Он отвёз её. Она стояла по колено в воде, худая, в купальнике, который стал слишком большим, и смотрела на горизонт. Он фотографировал её со спины, потому что не мог смотреть ей в лицо. Потому что там было то, чего он боялся больше смерти: принятие.
Магнит всё ещё на холодильнике. Он не может его снять.
* * *
В то утро видение пришло иначе.
Обычно — вспышка и провал. На этот раз мир не переключился. Он раздвоился. Александр одновременно стоял у окна с чашкой чая и сидел в круглом зале с прозрачными стенами. Два тела. Два неба: серое московское и фиолетовое, глубокое, бездонное.
Он посмотрел на свои руки — обе пары. Земные: с набухшими венами, с пигментными пятнами, с бледной полоской на безымянном пальце — там, где раньше было кольцо.
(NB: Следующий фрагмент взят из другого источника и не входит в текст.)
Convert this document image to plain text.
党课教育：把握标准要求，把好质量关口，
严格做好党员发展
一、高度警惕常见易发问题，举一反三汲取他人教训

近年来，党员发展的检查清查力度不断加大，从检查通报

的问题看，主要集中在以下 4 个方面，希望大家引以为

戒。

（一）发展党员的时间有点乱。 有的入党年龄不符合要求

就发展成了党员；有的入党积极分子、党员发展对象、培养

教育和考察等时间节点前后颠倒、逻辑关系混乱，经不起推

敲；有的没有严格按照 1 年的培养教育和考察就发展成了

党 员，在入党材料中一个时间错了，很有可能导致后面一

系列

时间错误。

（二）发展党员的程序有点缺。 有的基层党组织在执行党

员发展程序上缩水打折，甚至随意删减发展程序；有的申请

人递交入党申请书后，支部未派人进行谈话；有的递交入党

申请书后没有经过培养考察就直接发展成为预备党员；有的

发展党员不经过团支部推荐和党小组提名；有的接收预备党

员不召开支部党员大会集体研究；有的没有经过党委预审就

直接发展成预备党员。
Другие: длинные, изящные, без единой морщины — руки, которые не знали старости.
Рядом — существо. Высокое, в серебристом комбинезоне. Похоже на человека, но что-то неуловимо иное — пропорции, посадка головы, спокойствие во взгляде, какого не бывает у людей.
«Ты помнишь?» — спросило существо. Не голосом — как-то иначе.
«Нет».
«Ты вспомнишь».
Чашка выскользнула из пальцев. Разбилась.
Он снова был только здесь. Один.
* * *
Часть вторая. Научный метод
Александр Николаевич Верин, доктор физико-математических наук, всю жизнь верил в измеримое. Уравнения не обманывают. Эксперименты не лгут. Если что-то нельзя измерить — этого не существует.
Видения нельзя измерить.
И всё же он начал записывать.
* * *
Блокнот — подарок Маши, 1998 год, день рождения — наполнялся данными. Дата. Время. Продолжительность. Содержание. Физические симптомы.
«12 декабря. 07:23. 4–5 сек. Визуальный ряд: небо, зеленоватое свечение. Соматика: изменение проприоцепции. Пульс после эпизода: 112.
17 декабря. 22:41. ~10 сек. Здания-кристаллы. Растут из земли. Стены прозрачные, внутри — движение. Соматика: не зафиксирована. Пульс: 98.
23 декабря. 03:17. Неопределима. Лаборатория? Существа. Серебристокожий назвался: Раом Тийан. Знаю это имя. Откуда?»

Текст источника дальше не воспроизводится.